L'évolution de son parcours vers le plus haut niveau ne changera rien à cette conception socratique du sport. "Il ne faut pas devenir autiste, simplement parce que le continuum c'est toi, c'est ton parcours, un parcours initiative dans lequel les adversaires, eux, changent. Mais toi les problèmes seront toujours là. Et c'est à travers eux que tu te construis. On passe tellement d'heures à l'entraînement...Si tout cela ne te permet pas de te réaliser, alors c'est une partie de ta vie que tu rates." D'accord Stéphane, mais dans les quelques minutes que tu vas vivre là, ces gars autour de toi, Taylor, Carter, ce sont tes adversaires. "Mais sans eux, ce serait moins riche, je les remercie de s'entraîner dur, cela m'amène moi-même à aller plus loin."

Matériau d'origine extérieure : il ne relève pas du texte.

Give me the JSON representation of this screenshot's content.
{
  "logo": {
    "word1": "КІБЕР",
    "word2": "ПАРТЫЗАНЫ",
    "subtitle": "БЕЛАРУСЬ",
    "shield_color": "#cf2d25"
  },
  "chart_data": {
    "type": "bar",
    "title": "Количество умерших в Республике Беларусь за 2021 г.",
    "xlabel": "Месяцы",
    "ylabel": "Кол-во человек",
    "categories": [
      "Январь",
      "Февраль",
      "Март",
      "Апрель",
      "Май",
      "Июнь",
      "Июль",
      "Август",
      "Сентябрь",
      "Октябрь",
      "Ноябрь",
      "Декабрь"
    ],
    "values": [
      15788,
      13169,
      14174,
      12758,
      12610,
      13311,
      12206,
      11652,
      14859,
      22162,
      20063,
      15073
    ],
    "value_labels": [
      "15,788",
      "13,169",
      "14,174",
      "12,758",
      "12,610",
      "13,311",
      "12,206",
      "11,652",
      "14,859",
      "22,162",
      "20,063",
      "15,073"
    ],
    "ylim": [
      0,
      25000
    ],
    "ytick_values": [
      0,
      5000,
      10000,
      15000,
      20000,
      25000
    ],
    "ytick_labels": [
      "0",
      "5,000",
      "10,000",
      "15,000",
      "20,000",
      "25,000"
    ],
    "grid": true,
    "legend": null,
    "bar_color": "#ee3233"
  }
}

Même dans les startings-blocks, pas la moindre animosité à leur égard ?
"On a, d'abord, besoin du regard sur soi-même alors le moindre coup d'oeil sur le voisin c'est déjà moins d'attention sur ce que l'on fait. La performance se fait dans son couloir. Lorsqu'on lit les interviews de Tiger Woods, on voit qu'il ne se préoccuppe pas des autres mais uniquement sur sa tâche."

Certes mais on ne peut, quand on participe à un meeting, renier l'idée de compétition...
"J'aime la compétition. Cette idée du rendez-vous qu'on vous impose le jour J à l'heure H. J'ai envie de battre les autres mais il n'y a aucune haine dans ma démarche. D'autant que si je me focalise sur un mec que je n'apprécie pas, je vais essayer de le reprendre tout de suite et cela peut m'amener à commettre des fautes. Si l'on veut battre autrui, il faut d'abord se concentrer sur soi-même. Et en cela il y a un décalage total entre ce que les gens vont voir et ce que nous, avec Taylor, allons vivre dans la course. Moi je vais essayer de partir vite, plus vite qu'à Lausanne car ma marge en fin de course sur lui qui finit trés fort n'était pas suffisante. Je vais me concentrer sur mes 1er et 2e haies que je n'avais pas bien négociées avant-hier et ensuite tenir de façon fluide mes treize foulées jusqu'à la 8e haie pour ensuite franchir les deux derniers intervalles en quatorze foulées. Lui il va penser à sa technique, à sa fin de course. Les gens vont voir un duel alors que, nous, nous serons seulement confrontés à nos problèmes." Et puis il y aura un vaiqueur. " Le malentendu persistera parce que pour nous, la satisfaction viendra de ce que nous avons réalisé en fonction de nos possibilités. Et pas forcément en fonction de la place. Moi, ma plus grande satisfaction pour l'instant, ce ne fut pas mon titre mondial en 1997, mais ma 4e place au championnat du monde à Stuttgart en 1993, parce que c'est là que j'ai atteint mon plein potentiel, où j'ai déployé le plus d'engagement et de générosité. Le bonheur n'est pas lié au classement. C'est toi qui donne la valeur aux choses. Et ce n'est pas forcément le premier le plus méritant. J'ai plus de respect pour un 5e qui est allé au bout de son potentiel qu'un gars pétri de talent qui n'en a exploité que 20%.
Malheureusement ce n'est pas cette perspective du sport qui est généralement admise et diffusée. On préfère présenter le sport comme une guerre moderne. Et c'est pour cela que des personnes comme Albert Jacquard que j'apprécie énormément, n'aime pas le sport parce qu'il attise la haine, l'opposition entre les peuples. Simplement parce qu'on ne lui montre pas cette autre façon de concevoir la compétition. Elle est aussi une autre façon de connaître les autres."